In answer to the question “by what authority?” Reid’s bill offers the Commerce Clause — the go-to provision for friends of federal power. That clause gives Congress the power “to regulate Commerce … among the several states.”
It was a modest measure designed to regularize cross-border commerce and prevent interstate trade wars — so modest, in fact, that Madison described it in the Federalist as a clause that “few oppose, and from which no apprehensions are entertained.”
The Founders would have worried more had they known that the Commerce Clause would eventually become a bottomless fount of federal power. In 1942’s Wickard v. Filburn, the court held that the Commerce Power was broad enough to penalize a farmer growing wheat for his own consumption on his own farm.
That farmer, Roscoe Filburn, ran afoul of a New Deal scheme to prop up agricultural prices. The fact that he wasn’t engaged in interstate commerce — or commerce of any kind — was quite beside the point. If “many others similarly situated” engaged in the same behavior, it would substantially affect interstate commerce, and frustrate Congress’ designs.
In its “Findings” section, Reid’s bill hits all the jurisprudential buzzwords: The individual mandate “substantially affects interstate commerce,” and regulates “activity that is commercial and economic in nature.” Activity like standing around without health insurance? Apparently so.
Yet, as the Congressional Budget Office noted in a 1994 evaluation of Clintoncare, an individual mandate would be “unprecedented. … The government has never required people to buy any good or service as a condition of lawful residence in the United States.”
Even the Supreme Court ought to recognize the “you exist, therefore you’re regulated” rationale as a bridge too far. But court-watchers have learned never to underestimate the justices’ creativity in inventing new rationalizations for constitutionalizing the unconstitutional.
If the court eventually has to rule on the mandate, don’t be surprised if the rationalization goes something like this: “Encouraging” people to buy a product is really nothing new. Wickard shows that Congress can use the Commerce Power to force people to carry out transactions they’d rather avoid.
After all, what the Department of Agriculture bureaucrats really wanted in that case was to get farmer Filburn, and others like him, to buy wheat on the open market.
In Gonzales v. Raich in 2005, the court reaffirmed Wickard, noting that “Congress can regulate purely intrastate activity … if it concludes that failure to regulate” would frustrate the comprehensive regulatory scheme Congress has in mind.
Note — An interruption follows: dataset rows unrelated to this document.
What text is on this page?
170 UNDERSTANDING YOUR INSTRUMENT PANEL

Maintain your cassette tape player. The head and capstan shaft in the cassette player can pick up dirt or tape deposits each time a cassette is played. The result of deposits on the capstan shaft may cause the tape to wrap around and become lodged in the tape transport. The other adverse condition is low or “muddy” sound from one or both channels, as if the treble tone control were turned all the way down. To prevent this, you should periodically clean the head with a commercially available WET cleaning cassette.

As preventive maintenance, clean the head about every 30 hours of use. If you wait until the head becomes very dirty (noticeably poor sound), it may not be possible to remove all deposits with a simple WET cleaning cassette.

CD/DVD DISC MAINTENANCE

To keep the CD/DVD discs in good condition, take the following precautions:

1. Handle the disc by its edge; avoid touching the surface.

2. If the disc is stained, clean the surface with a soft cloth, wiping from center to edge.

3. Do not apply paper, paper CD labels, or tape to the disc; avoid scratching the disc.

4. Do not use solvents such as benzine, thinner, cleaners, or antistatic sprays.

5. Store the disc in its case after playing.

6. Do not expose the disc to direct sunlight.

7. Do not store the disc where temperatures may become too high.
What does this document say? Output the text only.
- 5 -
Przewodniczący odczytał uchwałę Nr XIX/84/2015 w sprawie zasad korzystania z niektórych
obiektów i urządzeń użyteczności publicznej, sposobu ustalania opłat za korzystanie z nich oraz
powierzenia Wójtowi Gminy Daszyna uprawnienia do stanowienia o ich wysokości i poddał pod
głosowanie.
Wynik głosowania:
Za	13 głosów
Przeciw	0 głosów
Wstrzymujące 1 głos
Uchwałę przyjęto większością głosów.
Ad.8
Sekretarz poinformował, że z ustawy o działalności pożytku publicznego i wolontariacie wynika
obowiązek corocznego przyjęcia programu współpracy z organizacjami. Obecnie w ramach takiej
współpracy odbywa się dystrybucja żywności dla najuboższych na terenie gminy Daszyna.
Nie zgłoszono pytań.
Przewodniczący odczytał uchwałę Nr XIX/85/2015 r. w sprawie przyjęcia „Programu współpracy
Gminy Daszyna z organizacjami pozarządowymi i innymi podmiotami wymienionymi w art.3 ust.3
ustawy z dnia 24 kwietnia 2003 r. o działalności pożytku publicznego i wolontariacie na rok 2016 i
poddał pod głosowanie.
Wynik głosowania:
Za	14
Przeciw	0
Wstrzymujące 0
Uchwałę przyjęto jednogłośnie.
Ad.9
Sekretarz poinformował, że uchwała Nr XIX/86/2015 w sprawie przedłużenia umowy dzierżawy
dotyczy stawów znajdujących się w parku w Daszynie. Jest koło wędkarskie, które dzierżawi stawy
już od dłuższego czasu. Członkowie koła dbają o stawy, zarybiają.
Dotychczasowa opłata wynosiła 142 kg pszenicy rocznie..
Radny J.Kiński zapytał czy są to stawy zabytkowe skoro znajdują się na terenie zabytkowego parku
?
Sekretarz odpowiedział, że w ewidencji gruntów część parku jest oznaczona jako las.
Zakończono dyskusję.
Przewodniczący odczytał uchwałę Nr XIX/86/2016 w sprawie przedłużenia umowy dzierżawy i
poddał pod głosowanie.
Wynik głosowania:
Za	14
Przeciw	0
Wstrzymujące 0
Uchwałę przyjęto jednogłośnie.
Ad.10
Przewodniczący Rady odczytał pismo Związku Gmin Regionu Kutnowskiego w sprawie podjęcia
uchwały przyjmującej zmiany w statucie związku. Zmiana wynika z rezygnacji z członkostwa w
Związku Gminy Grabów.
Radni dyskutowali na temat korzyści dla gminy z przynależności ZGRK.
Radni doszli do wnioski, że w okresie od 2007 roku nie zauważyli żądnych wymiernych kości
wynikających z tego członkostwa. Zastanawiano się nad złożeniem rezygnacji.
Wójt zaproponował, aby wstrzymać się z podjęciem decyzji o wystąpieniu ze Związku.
The individual mandate surely counts. Since Obamacare also bars insurers from denying coverage for pre-existing conditions, without a requirement to purchase insurance, the healthy would have an incentive to drop their coverage, and enter the market only when they got sick.
But members of Congress swear an oath to uphold the Constitution — not the court’s funhouse-mirror version of it.
Supporters of national health care are counting on congressmen not to take that obligation very seriously. Their attitude toward the rule of law echoes that famously expressed by FDR in 1935. Trying to push through a key New Deal measure, Roosevelt wrote to an important congressman: “I hope your committee will not permit doubts as to constitutionality, however reasonable, to block the suggested legislation.”
Barack Obama fancies himself Roosevelt reincarnated; in this, at least, he has a legitimate claim to FDR’s legacy.